2. Inoculate with the Bacteria Digest 1 (Clone RC-094) bacteria, and grow overnight shaking at 37°C.
3. The next morning prepare 40 mL of LB media with 50 µg/mL kanamycin, and inoculate using the whole 4 mL overnight culture prepared in step 2. Incubate, shaking at 37°C, for 1.5 hours.
4. At the 1.5 hour mark, add 1 mM IPTG and 25 µM biliverdin. Return to the shaker and incubate at 37°C, for 4 hours.
5. At 4 hours remove the flask from the shaker. Prepare a serial dilution, and prepare spread plates on LB-Kan of the 10^-9, 10^-10, 10^-11, 10^-12
6. Recover the cells by centrifugation, wash once with PBS, and then store in the fridge in 1.5 mL PBS + 25 µM biliverdin.
7. The next day use the serial dilution to calculate the CFU/mL in the refrigerator stock. Dilute the stock to 10 x 107/mL in PBS + 20% glycerol, aliquot into PCR tubes (200 µL/tube) and freeze at -80°C until needed.

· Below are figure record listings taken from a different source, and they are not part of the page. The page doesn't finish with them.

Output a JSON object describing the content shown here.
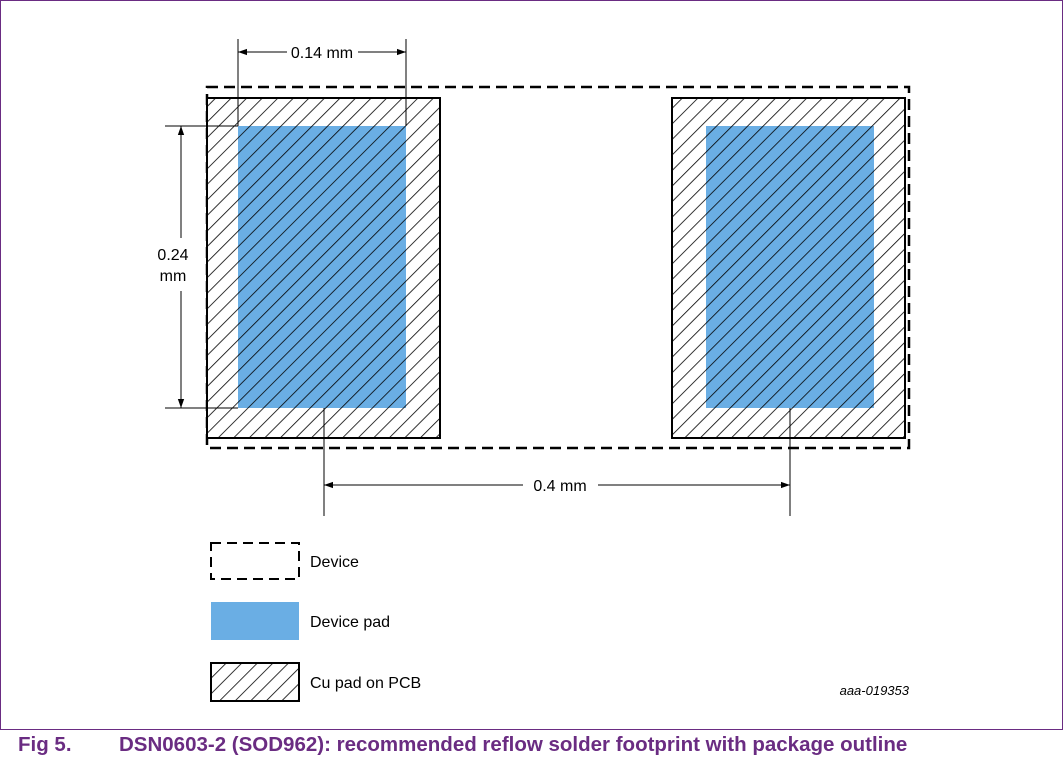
{
  "diagram": {
    "dim_pad_width": "0.14 mm",
    "dim_pad_height_value": "0.24",
    "dim_pad_height_unit": "mm",
    "dim_pitch": "0.4 mm",
    "drawing_id": "aaa-019353"
  },
  "legend": {
    "items": [
      {
        "label": "Device",
        "icon": "dashed-outline-icon"
      },
      {
        "label": "Device pad",
        "icon": "device-pad-swatch-icon"
      },
      {
        "label": "Cu pad on PCB",
        "icon": "hatched-swatch-icon"
      }
    ]
  },
  "caption": {
    "number": "Fig 5.",
    "text": "DSN0603-2 (SOD962): recommended reflow solder footprint with package outline"
  },
  "colors": {
    "device_pad": "#6aaee4",
    "caption": "#6a2c82",
    "hatch": "#000000"
  }
}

To use Digestion-Tracking Bacteria in a phagocytosis assay:
1. Split MH-S cells onto coverslips, let recover overnight in 37°C incubator.
2. The next morning, discard the media in the wells and replace with 400 μL fresh RPMI media, with 6 μL antibiotic antimycotic solution (10,000 IU/mL penicillin, 10,000 μg/mL streptomycin, 25 μg/mL amphotericin B)
3. The next morning, thaw 1 tube of Digest Tracking bacteria and add entire tube to a 1.5 mL centrifuge tube. Fill the rest of the tube’s volume with PBS.
4. Centrifuge tube at 21,100 g for 3 minutes.
5. Carefully remove supernatant and resuspend pellet in 200 μL imaging buffer.
6. Add entire tube to coverslip, and live cell image.